Successful exploitation of these vulnerabilities may allow the attacker to take control of the affected system.

Solution:

IBM has released security patches for these vulnerabilities. Users and administrators are encouraged to apply necessary updates.

References:

1. https://www.ibm.com/support/pages/node/7148158
2. https://www.ibm.com/support/pages/node/7148094
3. https://www.ibm.com/support/pages/node/7148147

Advisory No: TZCERT/SA/2024/04/12-1

Date of First Release: 12^th April 2024

Source: Wordfence, patchstack

Software Affected: AIKit <= 4.14.1

Overview:

CodeIsAwesome’s AIKit plugin is vulnerable to SQL Injection.
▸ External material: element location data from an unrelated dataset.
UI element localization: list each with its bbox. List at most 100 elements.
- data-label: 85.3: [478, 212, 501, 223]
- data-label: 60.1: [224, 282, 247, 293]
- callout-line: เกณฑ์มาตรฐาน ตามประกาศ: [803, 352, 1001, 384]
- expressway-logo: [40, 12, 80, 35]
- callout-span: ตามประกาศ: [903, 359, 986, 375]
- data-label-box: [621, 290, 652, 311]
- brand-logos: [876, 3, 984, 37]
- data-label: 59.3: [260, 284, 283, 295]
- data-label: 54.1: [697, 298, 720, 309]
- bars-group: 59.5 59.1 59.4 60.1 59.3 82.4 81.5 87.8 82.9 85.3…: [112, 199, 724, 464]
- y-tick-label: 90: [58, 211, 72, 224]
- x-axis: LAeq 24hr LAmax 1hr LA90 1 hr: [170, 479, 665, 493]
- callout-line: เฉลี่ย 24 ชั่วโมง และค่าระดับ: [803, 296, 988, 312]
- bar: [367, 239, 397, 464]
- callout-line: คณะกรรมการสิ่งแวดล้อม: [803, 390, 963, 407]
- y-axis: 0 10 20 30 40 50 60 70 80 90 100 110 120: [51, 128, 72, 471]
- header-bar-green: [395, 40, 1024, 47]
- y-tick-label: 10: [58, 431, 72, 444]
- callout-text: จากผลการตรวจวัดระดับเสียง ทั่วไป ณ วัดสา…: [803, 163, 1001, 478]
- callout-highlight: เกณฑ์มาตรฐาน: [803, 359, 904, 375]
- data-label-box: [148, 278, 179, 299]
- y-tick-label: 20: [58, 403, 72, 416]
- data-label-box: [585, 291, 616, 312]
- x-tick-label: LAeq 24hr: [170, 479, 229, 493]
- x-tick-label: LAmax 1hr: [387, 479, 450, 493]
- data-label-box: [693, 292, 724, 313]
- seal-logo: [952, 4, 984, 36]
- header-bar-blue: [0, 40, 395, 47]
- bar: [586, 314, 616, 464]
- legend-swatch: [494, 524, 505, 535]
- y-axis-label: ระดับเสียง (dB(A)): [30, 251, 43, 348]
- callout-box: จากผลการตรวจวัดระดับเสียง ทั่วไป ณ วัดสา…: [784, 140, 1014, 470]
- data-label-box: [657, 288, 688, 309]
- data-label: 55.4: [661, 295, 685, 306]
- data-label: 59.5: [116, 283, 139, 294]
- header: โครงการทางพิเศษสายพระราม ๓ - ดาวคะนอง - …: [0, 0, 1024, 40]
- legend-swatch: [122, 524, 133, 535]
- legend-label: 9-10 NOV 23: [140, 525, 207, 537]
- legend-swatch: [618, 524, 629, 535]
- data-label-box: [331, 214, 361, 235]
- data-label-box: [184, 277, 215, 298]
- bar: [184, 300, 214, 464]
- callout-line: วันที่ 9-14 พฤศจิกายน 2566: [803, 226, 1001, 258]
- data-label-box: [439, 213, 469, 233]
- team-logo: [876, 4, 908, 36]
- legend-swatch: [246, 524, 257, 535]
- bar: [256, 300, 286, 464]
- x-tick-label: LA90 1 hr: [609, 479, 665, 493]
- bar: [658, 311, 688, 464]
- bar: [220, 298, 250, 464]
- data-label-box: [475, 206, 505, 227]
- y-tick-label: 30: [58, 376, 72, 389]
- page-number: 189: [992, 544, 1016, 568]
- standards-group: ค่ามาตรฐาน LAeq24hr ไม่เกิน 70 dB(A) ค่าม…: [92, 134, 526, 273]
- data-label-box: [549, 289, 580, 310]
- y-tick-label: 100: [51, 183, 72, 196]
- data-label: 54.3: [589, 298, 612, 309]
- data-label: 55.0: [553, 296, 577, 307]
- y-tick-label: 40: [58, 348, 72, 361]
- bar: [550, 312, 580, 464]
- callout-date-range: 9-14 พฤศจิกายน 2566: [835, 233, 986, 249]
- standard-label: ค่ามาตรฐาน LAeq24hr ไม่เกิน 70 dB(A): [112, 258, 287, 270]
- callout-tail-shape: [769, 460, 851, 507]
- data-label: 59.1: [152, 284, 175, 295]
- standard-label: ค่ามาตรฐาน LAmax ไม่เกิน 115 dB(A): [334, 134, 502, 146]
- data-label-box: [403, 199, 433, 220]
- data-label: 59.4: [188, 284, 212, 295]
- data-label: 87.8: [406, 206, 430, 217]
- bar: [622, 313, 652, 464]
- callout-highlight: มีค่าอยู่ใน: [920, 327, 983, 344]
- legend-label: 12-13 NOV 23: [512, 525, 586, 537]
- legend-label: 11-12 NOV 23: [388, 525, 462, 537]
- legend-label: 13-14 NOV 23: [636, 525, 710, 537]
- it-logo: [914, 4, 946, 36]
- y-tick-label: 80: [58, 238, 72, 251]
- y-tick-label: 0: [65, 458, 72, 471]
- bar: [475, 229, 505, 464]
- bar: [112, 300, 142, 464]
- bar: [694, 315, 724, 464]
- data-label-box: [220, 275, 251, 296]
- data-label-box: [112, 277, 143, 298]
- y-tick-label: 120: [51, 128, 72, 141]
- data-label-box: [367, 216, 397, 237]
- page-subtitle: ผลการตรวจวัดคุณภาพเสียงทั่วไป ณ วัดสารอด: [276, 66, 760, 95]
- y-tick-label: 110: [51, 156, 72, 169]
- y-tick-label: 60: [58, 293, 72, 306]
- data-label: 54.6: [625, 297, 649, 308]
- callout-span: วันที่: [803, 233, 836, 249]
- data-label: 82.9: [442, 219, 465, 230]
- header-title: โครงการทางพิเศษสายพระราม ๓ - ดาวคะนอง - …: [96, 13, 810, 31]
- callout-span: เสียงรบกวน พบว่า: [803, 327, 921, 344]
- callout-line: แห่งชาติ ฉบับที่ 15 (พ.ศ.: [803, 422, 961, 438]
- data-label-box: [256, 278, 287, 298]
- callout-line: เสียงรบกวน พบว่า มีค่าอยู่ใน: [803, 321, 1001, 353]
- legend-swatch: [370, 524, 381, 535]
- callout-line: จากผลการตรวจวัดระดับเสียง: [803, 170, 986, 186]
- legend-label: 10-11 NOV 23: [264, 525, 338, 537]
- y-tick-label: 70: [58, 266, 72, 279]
The plugin’s vulnerability may allow an attacker to interact with the database and steal information.

Description:

AIKit is a WordPress AI Assistant that utilizes the GPT-3 model to assist writers in creating content up to 10 times faster. The plugin does not neutralize or incorrectly neutralize special elements that could modify the intended SQL command when it is sent to a downstream component. the improper neutralization of Special Elements used in an SQL Command in the plugin makes no real distinction between the control and data planes, thus, resulting in sensitive information disclosure as the impact SQL injection vulnerability.

Impact:

Successful exploitation of this vulnerability may allow the attacker to gain access to sensitive information.

Solution:

No patch has been released for this vulnerability. Users and administrators are encouraged to apply necessary updates.

References:

1. https://www.wordfence.com/threat-intel/vulnerabilities/wordpress-plugins/aikit-wordpress-ai-writing-assistant-using-gpt3/aikit-4141-authenticated-contributor-sql-injection
2. https://patchstack.com/database/vulnerability/aikit-wordpress-ai-writing-assistant-using-gpt3/wordpress-codeisawesome-aikit-plugin-4-14-1-sql-injection-vulnerability?_s_id=cve
3. https://avd.aquasec.com/nvd/2024/cve-2024-31370/

IBM has released security updates to address vulnerabilities in its multiple products. Exploitation of these vulnerabilities may allow an attacker to take control of affected system.

Users and administrators are encouraged to review IBM Security Advisories dated 11^th April 2024 and apply necessary updates.